There is a common view that early Homo (e.g. Homo habilis) invented the first simple (Oldowan) stone tools, but when Homo erectus appeared 1.8-1.7 million years ago, a new stone tool technology called the Acheulian, with purposefully-shaped large cutting tools such as handaxes, emerged in Africa. The timing, causes and nature of this significant transition to the Acheulian by 1.7 million years is not entirely clear, though, and is an issue debated by archaeologists.
Our investigations at DAN5 and BSN12 have clearly shown that Oldowan technology persisted much longer after the invention of the Acheulian, indicative of a particular behavioral flexibility and cultural complexity practiced by Homo erectus, a trait not fully understood or appreciated in paleoanthropology.
Semaw says, “Although most researchers in the field consider the Acheulian to have replaced the earlier Oldowan (Mode 1) by 1.7 million years, our research has shown that Mode 1 technology actually remained ubiquitous throughout the entire Paleolithic.” Rogers adds, “The simple view that a single hominin species is responsible for a single stone tool technology is not supported. The human evolutionary story is more complicated.”
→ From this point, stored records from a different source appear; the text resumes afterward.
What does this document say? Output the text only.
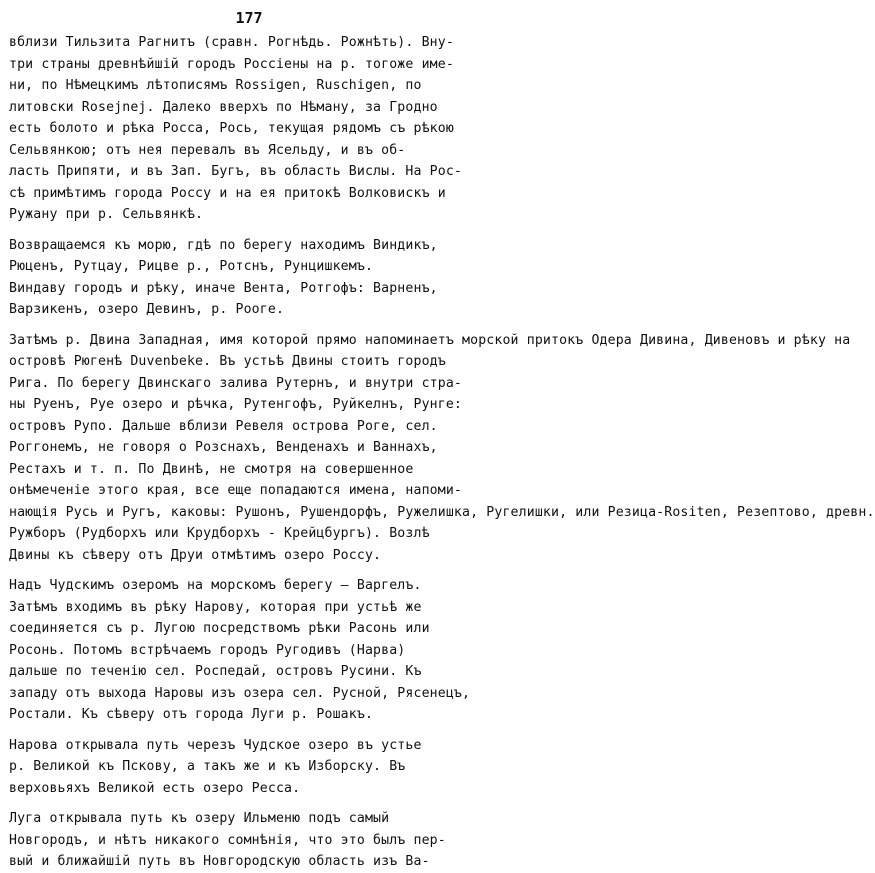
177
вблизи Тильзита Рагнитъ (сравн. Рогнѣдь. Рожнѣть). Вну-
три страны древнѣйшій городъ Россіены на р. тогоже име-
ни, по Нѣмецкимъ лѣтописямъ Rossigen, Ruschigen, по
литовски Rosejnej. Далеко вверхъ по Нѣману, за Гродно
есть болото и рѣка Росса, Рось, текущая рядомъ съ рѣкою
Сельвянкою; отъ нея перевалъ въ Ясельду, и въ об-
ласть Припяти, и въ Зап. Бугъ, въ область Вислы. На Рос-
сѣ примѣтимъ города Россу и на ея притокѣ Волковискъ и
Ружану при р. Сельвянкѣ.
Возвращаемся къ морю, гдѣ по берегу находимъ Виндикъ,
Рюценъ, Рутцау, Рицве р., Ротснъ, Рунцишкемъ.
Виндаву городъ и рѣку, иначе Вента, Ротгофъ: Варненъ,
Варзикенъ, озеро Девинъ, р. Рооге.
Затѣмъ р. Двина Западная, имя которой прямо напоминаетъ морской притокъ Одера Дивина, Дивеновъ и рѣку на
островѣ Рюгенѣ Duvenbeke. Въ устьѣ Двины стоитъ городъ
Рига. По берегу Двинскаго залива Рутернъ, и внутри стра-
ны Руенъ, Руе озеро и рѣчка, Рутенгофъ, Руйкелнъ, Рунге:
островъ Рупо. Дальше вблизи Ревеля острова Роге, сел.
Роггонемъ, не говоря о Розснахъ, Венденахъ и Ваннахъ,
Рестахъ и т. п. По Двинѣ, не смотря на совершенное
онѣмеченіе этого края, все еще попадаются имена, напоми-
нающія Русь и Ругъ, каковы: Рушонъ, Рушендорфъ, Ружелишка, Ругелишки, или Резица-Rositen, Резептово, древн.
Ружборъ (Рудборхъ или Крудборхъ - Крейцбургъ). Возлѣ
Двины къ сѣверу отъ Друи отмѣтимъ озеро Россу.
Надъ Чудскимъ озеромъ на морскомъ берегу — Варгелъ.
Затѣмъ входимъ въ рѣку Нарову, которая при устьѣ же
соединяется съ р. Лугою посредствомъ рѣки Расонь или
Росонь. Потомъ встрѣчаемъ городъ Ругодивъ (Нарва)
дальше по теченію сел. Роспедай, островъ Русини. Къ
западу отъ выхода Наровы изъ озера сел. Русной, Рясенецъ,
Ростали. Къ сѣверу отъ города Луги р. Рошакъ.
Нарова открывала путь черезъ Чудское озеро въ устье
р. Великой къ Пскову, а такъ же и къ Изборску. Въ
верховьяхъ Великой есть озеро Ресса.
Луга открывала путь къ озеру Ильменю подъ самый
Новгородъ, и нѣтъ никакого сомнѣнія, что это былъ пер-
вый и ближайшій путь въ Новгородскую область изъ Ва-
It is important to note that the first hominins that migrated out of Africa probably left with Oldowan technology, traveling as far as Dmanisi in Georgia by 1.8 Ma. The Acheulian, then, was likely invented by a Homo erectus population that evolved in Africa. Semaw suggests that, “it’s still possible that the descendants of the hominins who migrated earlier to the Caucasus could have migrated back to Africa, as others also have argued that H. erectus evolved in Asia and possibly returned back to Africa.”
The evidence from Gona suggests a lengthy and concurrent use of both Oldowan and Acheulian technologies by a single long-lived species, Homo erectus
Interestingly, other than DAN5 and BSN12, the crania from Buia (in Eritrea) and Daka (from the Middle Awash study area) are the only two H. erectus cranial specimens known in the entire Afar in the 1.5-1.0 Ma critical time interval. Konso is the only other Ethiopian site that has produced H. erectus (from southern Ethiopia), and the Gona team has previously reported the first female Homo erectus pelvis known, dated to 1 million years. Thus, DAN5 is quite a rare discovery, and more hominins associated with stone artifacts are needed (2.0-0.5 million years) in order to better understand issues regarding Homo erectus stone technology, physiology, mobility across continents, etc.
Some argue that, in Africa multiple hominin species may have been responsible for the two distinct contemporary stone technologies (Oldowan and Acheulian). To the contrary, the evidence from Gona suggests a lengthy and concurrent use of both Oldowan and Acheulian technologies by a single long-lived species, Homo erectus, the variable expression of which deserves continued research. Rogers suggests that “one challenge in the future will be to understand better the stone tool attributes that are likely to be passed on through cultural tradition versus others that are more likely to be reinvented by different hominin groups.”
Gona is located in the Afar Triangle of Ethiopia, adjacent to the well-known Middle Awash and Hadar study areas, were the famous skeletons “Ardi” and “Lucy” were found, respectively. The research team has been investigating the Gona deposits since 1999, and the BSN12 partial cranium was discovered by Dr. N. Toth (Stone Age Institute, Indiana University) during the first season. The DAN5 cranium was found a year later in 2000 by the late Ibrahim Habib (local Afar colleague) on a camel trail.